What Amazon wont tell us is that every job created at Amazon destroys one or two or three others. What Jeff Bezos doesnt want you to know is that Amazon is going to destroy more American jobs than China ever did.
Amazon has revolutionized the way Americans consume. Those who want to shop for everything from books to diapers increasingly go online instead of to the malls. And for about half of those online purchases, the transaction goes through Amazon.
For the consumer, Amazon has brought lower prices and unimaginable convenience. I can buy almost any consumer product I want just by clicking on my phone or computer or even easier, by just saying: Alexa: buy me one and it will be shipped to my door within days or even hours for free. I can buy books for my Kindle, or music for my phone instantly. I can watch movies or TV shows on demand.
But for retail workers, Amazon is a grave threat. Just ask the 10,100 workers who are losing their jobs at Macys.
(Excerpt) Read more at marketwatch.com ...
It wasn't that long ago that Americans bought many items through catalogs (which is essentially what Amazon is) and it was delivered to their town via train most likely and they picked it up at the train station or some local warehouse (or had it delivered). This created jobs at both ends handling the catalog orders, transportation, storage at both ends of the transaction plus possibly more transportation getting the items to your house or farm or whatever.
So while retail stores might be declining, other jobs throughout the supply chain are created ... unless more of these jobs are automated.
Still, the person who delivered your catalog order by wagon got supplanted by the railways and the people working for the railways and loading an unloading from trains got jobs.
So I don't really see how jobs are "lost" per se. They just switch to other jobs.
The main loss of jobs is that we are not making items here. Nor are we sourcing the materials here to make the items. So material extraction and manufacturing jobs are lost (were already lost). Retail jobs won't be "lost" but will be replace by other jobs getting the products to the consumer by other means.
Henry Ford wiped out the buggy makers, blacksmiths, cartwrights, wheelwrights, stableboys and etc.
I like having a retail store I can visit, particularly for big purchases.

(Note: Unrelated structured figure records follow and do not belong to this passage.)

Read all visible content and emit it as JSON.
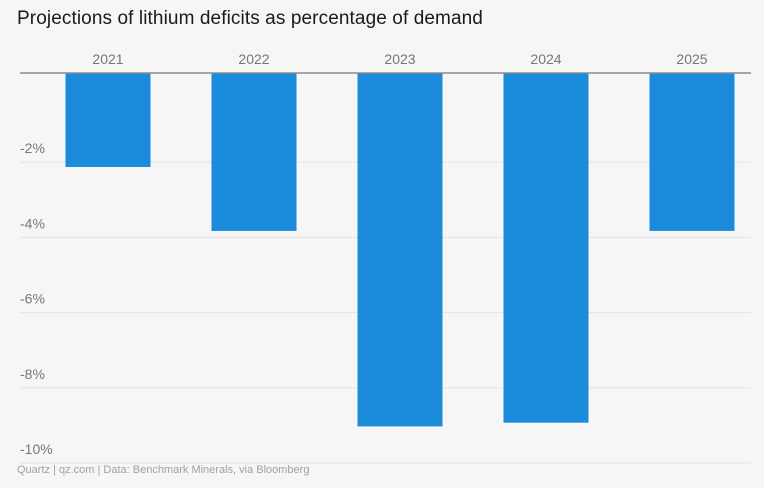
{
  "title": "Projections of lithium deficits as percentage of demand",
  "source": "Quartz | qz.com | Data: Benchmark Minerals, via Bloomberg",
  "colors": {
    "bar": "#1a8cdb",
    "grid": "#e4e4e4",
    "zero_line": "#8c8c8c",
    "text": "#777777",
    "background": "#f6f6f6"
  },
  "chart_data": {
    "type": "bar",
    "categories": [
      "2021",
      "2022",
      "2023",
      "2024",
      "2025"
    ],
    "values": [
      -2.5,
      -4.2,
      -9.4,
      -9.3,
      -4.2
    ],
    "y_ticks": [
      -2,
      -4,
      -6,
      -8,
      -10
    ],
    "y_tick_labels": [
      "-2%",
      "-4%",
      "-6%",
      "-8%",
      "-10%"
    ],
    "ylim": [
      -10.4,
      0
    ],
    "xlabel": "",
    "ylabel": "",
    "category_axis_position": "top",
    "grid": true,
    "legend": false
  }
}
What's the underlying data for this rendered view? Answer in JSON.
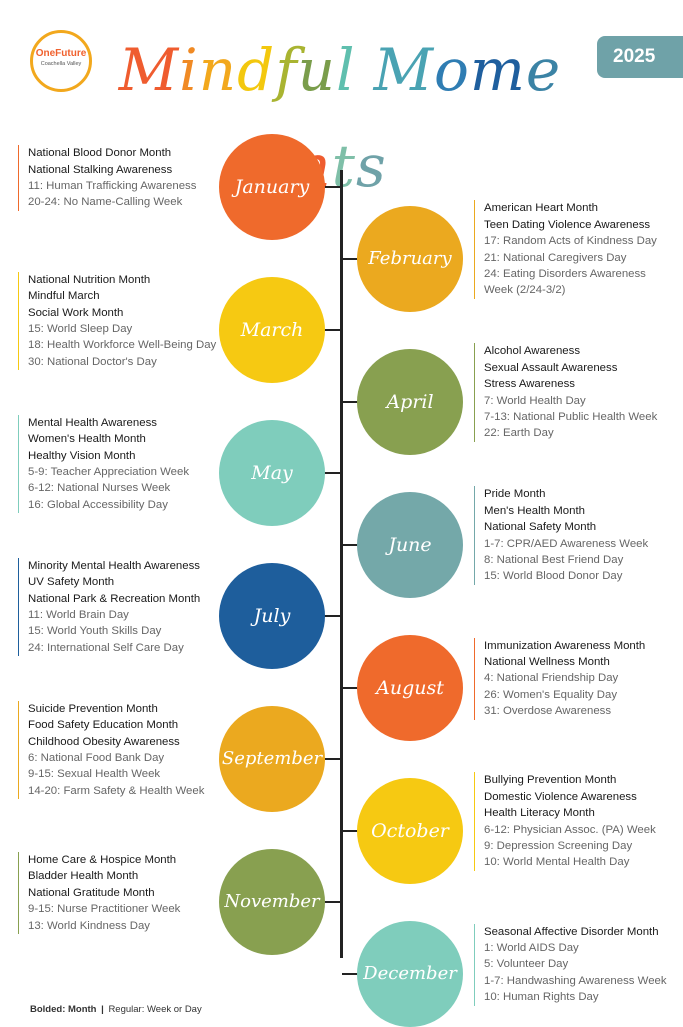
{
  "logo": {
    "name": "OneFuture",
    "subtitle": "Coachella Valley"
  },
  "title": "Mindful Moments",
  "title_colors": [
    "#ef5c2f",
    "#f08a24",
    "#f2a81d",
    "#f3c80e",
    "#a9b431",
    "#7a9d4b",
    "#5fbfae",
    "#4aa3b3",
    "#2f7db3",
    "#1f5f9e",
    "#3b83a5",
    "#ef5c2f",
    "#7fbfa8",
    "#6fa2a8"
  ],
  "year": "2025",
  "months": [
    {
      "name": "January",
      "color": "#ef6a2c",
      "side": "left",
      "events": [
        {
          "text": "National Blood Donor Month",
          "kind": "month"
        },
        {
          "text": "National Stalking Awareness",
          "kind": "month"
        },
        {
          "text": "11: Human Trafficking Awareness",
          "kind": "day"
        },
        {
          "text": "20-24: No Name-Calling Week",
          "kind": "day"
        }
      ]
    },
    {
      "name": "February",
      "color": "#eba91f",
      "side": "right",
      "events": [
        {
          "text": "American Heart Month",
          "kind": "month"
        },
        {
          "text": "Teen Dating Violence Awareness",
          "kind": "month"
        },
        {
          "text": "17: Random Acts of Kindness Day",
          "kind": "day"
        },
        {
          "text": "21: National Caregivers Day",
          "kind": "day"
        },
        {
          "text": "24: Eating Disorders Awareness",
          "kind": "day"
        },
        {
          "text": "Week (2/24-3/2)",
          "kind": "day"
        }
      ]
    },
    {
      "name": "March",
      "color": "#f6c912",
      "side": "left",
      "events": [
        {
          "text": "National Nutrition Month",
          "kind": "month"
        },
        {
          "text": "Mindful March",
          "kind": "month"
        },
        {
          "text": "Social Work Month",
          "kind": "month"
        },
        {
          "text": "15: World Sleep Day",
          "kind": "day"
        },
        {
          "text": "18: Health Workforce Well-Being Day",
          "kind": "day"
        },
        {
          "text": "30: National Doctor's Day",
          "kind": "day"
        }
      ]
    },
    {
      "name": "April",
      "color": "#88a050",
      "side": "right",
      "events": [
        {
          "text": "Alcohol Awareness",
          "kind": "month"
        },
        {
          "text": "Sexual Assault Awareness",
          "kind": "month"
        },
        {
          "text": "Stress Awareness",
          "kind": "month"
        },
        {
          "text": "7: World Health Day",
          "kind": "day"
        },
        {
          "text": "7-13: National Public Health Week",
          "kind": "day"
        },
        {
          "text": "22: Earth Day",
          "kind": "day"
        }
      ]
    },
    {
      "name": "May",
      "color": "#7fcdbc",
      "side": "left",
      "events": [
        {
          "text": "Mental Health Awareness",
          "kind": "month"
        },
        {
          "text": "Women's Health Month",
          "kind": "month"
        },
        {
          "text": "Healthy Vision Month",
          "kind": "month"
        },
        {
          "text": "5-9: Teacher Appreciation Week",
          "kind": "day"
        },
        {
          "text": "6-12: National Nurses Week",
          "kind": "day"
        },
        {
          "text": "16: Global Accessibility Day",
          "kind": "day"
        }
      ]
    },
    {
      "name": "June",
      "color": "#74a8a9",
      "side": "right",
      "events": [
        {
          "text": "Pride Month",
          "kind": "month"
        },
        {
          "text": "Men's Health Month",
          "kind": "month"
        },
        {
          "text": "National Safety Month",
          "kind": "month"
        },
        {
          "text": "1-7: CPR/AED Awareness Week",
          "kind": "day"
        },
        {
          "text": "8: National Best Friend Day",
          "kind": "day"
        },
        {
          "text": "15: World Blood Donor Day",
          "kind": "day"
        }
      ]
    },
    {
      "name": "July",
      "color": "#1e5e9c",
      "side": "left",
      "events": [
        {
          "text": "Minority Mental Health Awareness",
          "kind": "month"
        },
        {
          "text": "UV Safety Month",
          "kind": "month"
        },
        {
          "text": "National Park & Recreation Month",
          "kind": "month"
        },
        {
          "text": "11: World Brain Day",
          "kind": "day"
        },
        {
          "text": "15: World Youth Skills Day",
          "kind": "day"
        },
        {
          "text": "24: International Self Care Day",
          "kind": "day"
        }
      ]
    },
    {
      "name": "August",
      "color": "#ef6a2c",
      "side": "right",
      "events": [
        {
          "text": "Immunization Awareness Month",
          "kind": "month"
        },
        {
          "text": "National Wellness Month",
          "kind": "month"
        },
        {
          "text": "4: National Friendship Day",
          "kind": "day"
        },
        {
          "text": "26: Women's Equality Day",
          "kind": "day"
        },
        {
          "text": "31: Overdose Awareness",
          "kind": "day"
        }
      ]
    },
    {
      "name": "September",
      "color": "#eba91f",
      "side": "left",
      "events": [
        {
          "text": "Suicide Prevention Month",
          "kind": "month"
        },
        {
          "text": "Food Safety Education Month",
          "kind": "month"
        },
        {
          "text": "Childhood Obesity Awareness",
          "kind": "month"
        },
        {
          "text": "6: National Food Bank Day",
          "kind": "day"
        },
        {
          "text": "9-15: Sexual Health Week",
          "kind": "day"
        },
        {
          "text": "14-20: Farm Safety & Health Week",
          "kind": "day"
        }
      ]
    },
    {
      "name": "October",
      "color": "#f6c912",
      "side": "right",
      "events": [
        {
          "text": "Bullying Prevention Month",
          "kind": "month"
        },
        {
          "text": "Domestic Violence Awareness",
          "kind": "month"
        },
        {
          "text": "Health Literacy Month",
          "kind": "month"
        },
        {
          "text": "6-12: Physician Assoc. (PA) Week",
          "kind": "day"
        },
        {
          "text": "9: Depression Screening Day",
          "kind": "day"
        },
        {
          "text": "10: World Mental Health Day",
          "kind": "day"
        }
      ]
    },
    {
      "name": "November",
      "color": "#88a050",
      "side": "left",
      "events": [
        {
          "text": "Home Care & Hospice Month",
          "kind": "month"
        },
        {
          "text": "Bladder Health Month",
          "kind": "month"
        },
        {
          "text": "National Gratitude Month",
          "kind": "month"
        },
        {
          "text": "9-15: Nurse Practitioner Week",
          "kind": "day"
        },
        {
          "text": "13: World Kindness Day",
          "kind": "day"
        }
      ]
    },
    {
      "name": "December",
      "color": "#7fcdbc",
      "side": "right",
      "events": [
        {
          "text": "Seasonal Affective Disorder Month",
          "kind": "month"
        },
        {
          "text": "1: World AIDS Day",
          "kind": "day"
        },
        {
          "text": "5: Volunteer Day",
          "kind": "day"
        },
        {
          "text": "1-7: Handwashing Awareness Week",
          "kind": "day"
        },
        {
          "text": "10: Human Rights Day",
          "kind": "day"
        }
      ]
    }
  ],
  "footnote": {
    "bold": "Bolded: Month",
    "sep": "|",
    "regular": "Regular: Week or Day"
  }
}
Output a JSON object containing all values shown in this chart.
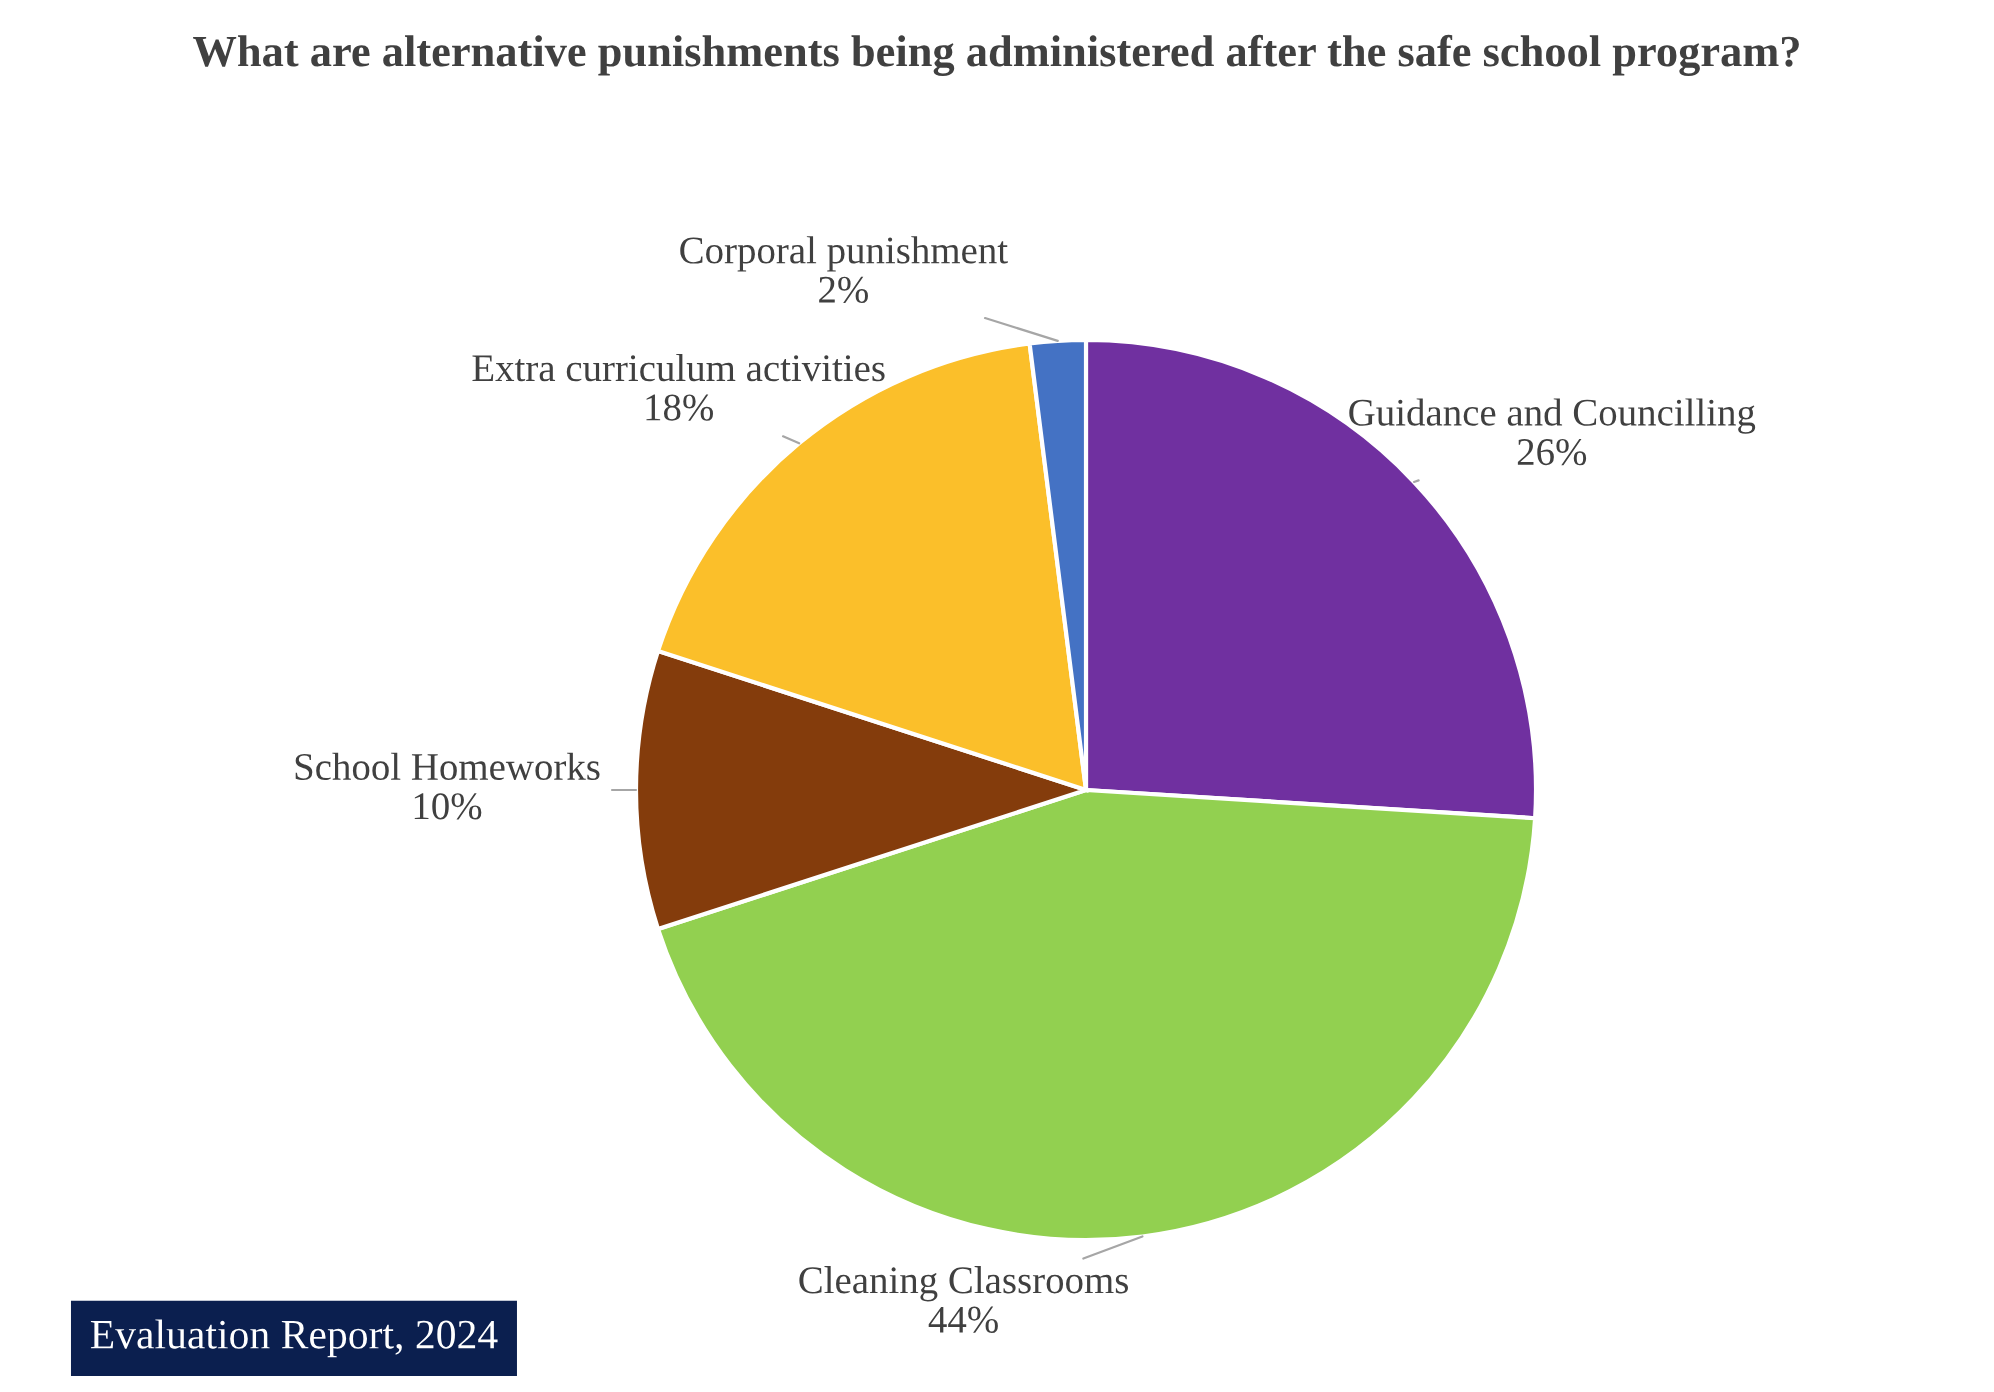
{
  "chart_data": {
    "type": "pie",
    "title": "What are alternative punishments being administered after the safe school program?",
    "categories": [
      "Guidance and Councilling",
      "Cleaning Classrooms",
      "School Homeworks",
      "Extra curriculum activities",
      "Corporal punishment"
    ],
    "values": [
      26,
      44,
      10,
      18,
      2
    ],
    "value_labels": [
      "26%",
      "44%",
      "10%",
      "18%",
      "2%"
    ],
    "colors": [
      "#7030a0",
      "#92d050",
      "#843c0c",
      "#fbbf2a",
      "#4472c4"
    ],
    "annotations": [
      "Evaluation Report, 2024"
    ]
  }
}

I like to touch and see or “test drive” what I’m buying.
And those darned grocery stores are putting the grist mills out of business!
I also don’t like going through the hassle of returning items.
Well said.
My biggest grief with Amazon is that they now typically drop your purchases in the mailbox instead of using UPS and they often get ‘lost’.
Most of us remember telephone operators. Now, I don’t even know what happens if you dial “0”. I’m afraid I’m doing something forbidden if I try.
Amazon is fine for some things, but stuff like cloths, I want to try on.
I didn't realize people bought upscale clothing online.
In the 16 years or so, I’ve had maybe two Amazons get lost in transit.
“Nutting” is an appropriate last name for this nitwit.
A lot of people do.
Also, most of Macy’s merchandise is not ‘upscale’.
Hasn’t been in a long while.
Retail executives don’t know how to run retail establishments anymore. Everyone thinks “manager” is a career field and not merely a position. Managers are supposed to know how to do things, but they think the skills needed to organize a sock drawer is all that is needed.
Handmade
Catalog
City-centered Department Store
Mall-centered Department Store
Online
3D Printed?
I love Amazon, as well as other online sites. It takes no time at all to locate, compare and buy what I need. Awesome.
Yes, they do. :)
Amazon is making retail workers more productive by investing in technology.
That is not a bad thing—it is a good thing.